Now go back and look at those protectors again: which ones are burned out? Those are the ones you want to replace post haste. I confess that I only learned this in 2016; I checked mine, and had to replace one a few months later when that light suddenly disappeared.
That’s the biggest choice you’ll face, and we considered it in the six surge protectors we brought in for testing. But there are three variants when protection fails:
-
All power stops flowing, which will immediately remove electricity to all connected devices. With SSDs or streaming audio/video equipment or a Blu-Ray or other disc player, that’s not a big deal. Better to lose power than to let a surge through.
-
Some power stops flowing. There are three different paths for electricity with AC power, and one is more important to protect against surges than the other two. (See below for more detail.) Some protectors thus only stop power passing through if that critical juncture’s MOVs die. You have to look at the protection light to know the state of protection.
-
Power always flows, but the light turns off. In this scenario, you must stay alert, particularly during a storm and right afterwards, or whenever your lights flicker .

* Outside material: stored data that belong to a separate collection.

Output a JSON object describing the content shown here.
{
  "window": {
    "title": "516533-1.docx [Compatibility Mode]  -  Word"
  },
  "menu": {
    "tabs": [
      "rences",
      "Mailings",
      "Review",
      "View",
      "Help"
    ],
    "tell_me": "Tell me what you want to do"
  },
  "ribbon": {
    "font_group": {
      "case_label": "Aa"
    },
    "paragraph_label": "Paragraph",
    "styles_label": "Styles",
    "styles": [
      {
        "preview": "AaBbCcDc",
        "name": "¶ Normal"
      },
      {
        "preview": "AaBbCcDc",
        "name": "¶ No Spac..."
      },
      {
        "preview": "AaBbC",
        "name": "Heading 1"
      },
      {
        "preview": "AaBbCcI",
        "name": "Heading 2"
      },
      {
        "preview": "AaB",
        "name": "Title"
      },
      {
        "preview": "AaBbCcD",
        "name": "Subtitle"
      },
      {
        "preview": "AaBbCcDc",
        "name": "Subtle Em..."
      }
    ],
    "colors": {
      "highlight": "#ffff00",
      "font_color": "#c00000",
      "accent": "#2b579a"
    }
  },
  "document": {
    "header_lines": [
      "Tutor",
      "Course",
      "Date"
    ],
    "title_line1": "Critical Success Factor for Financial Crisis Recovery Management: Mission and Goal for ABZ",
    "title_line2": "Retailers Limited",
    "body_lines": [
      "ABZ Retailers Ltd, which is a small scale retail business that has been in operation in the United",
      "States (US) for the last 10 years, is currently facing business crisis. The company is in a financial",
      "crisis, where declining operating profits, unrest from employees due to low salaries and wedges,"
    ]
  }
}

AC power has three “legs” over which power passes. With a three-wire outlet, which is required for surge protectors, those are line, neutral, and ground. Power comes in over line and passes through neutral, and cycles through negative and positive voltage; that’s one leg (known as L-N).
There’s also a leg each from live to ground (L-G) and neutral to ground (N-G), which prevent a short circuit in the wiring from causing a fire or an explosion. A proper ground wire in an outlet connects back to a grounding rod for an entire home or building that drains voltage literally to the earth.
Many surge protector manufacturers offer limited warranties for damage to things plugged into the protector if said damage stems from voltage passing through to the device. These warranties (we’ve seen them offer anywhere from $20,000 to $300,000 in coverage), however, have so many provisos and exclusions—including having to apply for coverage within 15 or 30 days of damage with some, proving the right electrical setup, and providing receipts for all damaged goods—that the odds of meeting all the terms and collecting seem low. We’ve provided a sentence about warranties in each review, just so you’re informed, but don’t count on collecting unless you’re a good record keeper.
One last detail: a long power cord—at least 8 feet—is a must with a surge protector. That’s because for safety and power load, you must plug your surge protector directly into a wall socket, not into another surge protector, power strip, or uninterruptible power supply. Because you can plug so much power into a multi-outlet device, it’s very easy to overload the thing into which you’re “daisy chaining” the surge protector, which can cause product failure or even an electrical fire.
You also must plug surge a protector into a properly grounded 3-prong outlet. You can use one of those clever 3-to-2 adapters that I know too well as the owner of an old house, in which only about half the outlets were ever upgraded to modern standards. Don’t know if your outlet is properly grounded? Some of the surge protectors have an LED that lights up if it’s not, or you can purchase a cheap plug-in detector from a hardware store. If you find your house isn’t grounded, call an electrician immediately; it’s a hazard. Fortunately, it can be cheap to fix unless the house was badly wired.
If you don’t follow the guidelines spelled out for plugging your surge protector into the wall, you can damage it void the product warranty and any damaged-items protection that comes with it.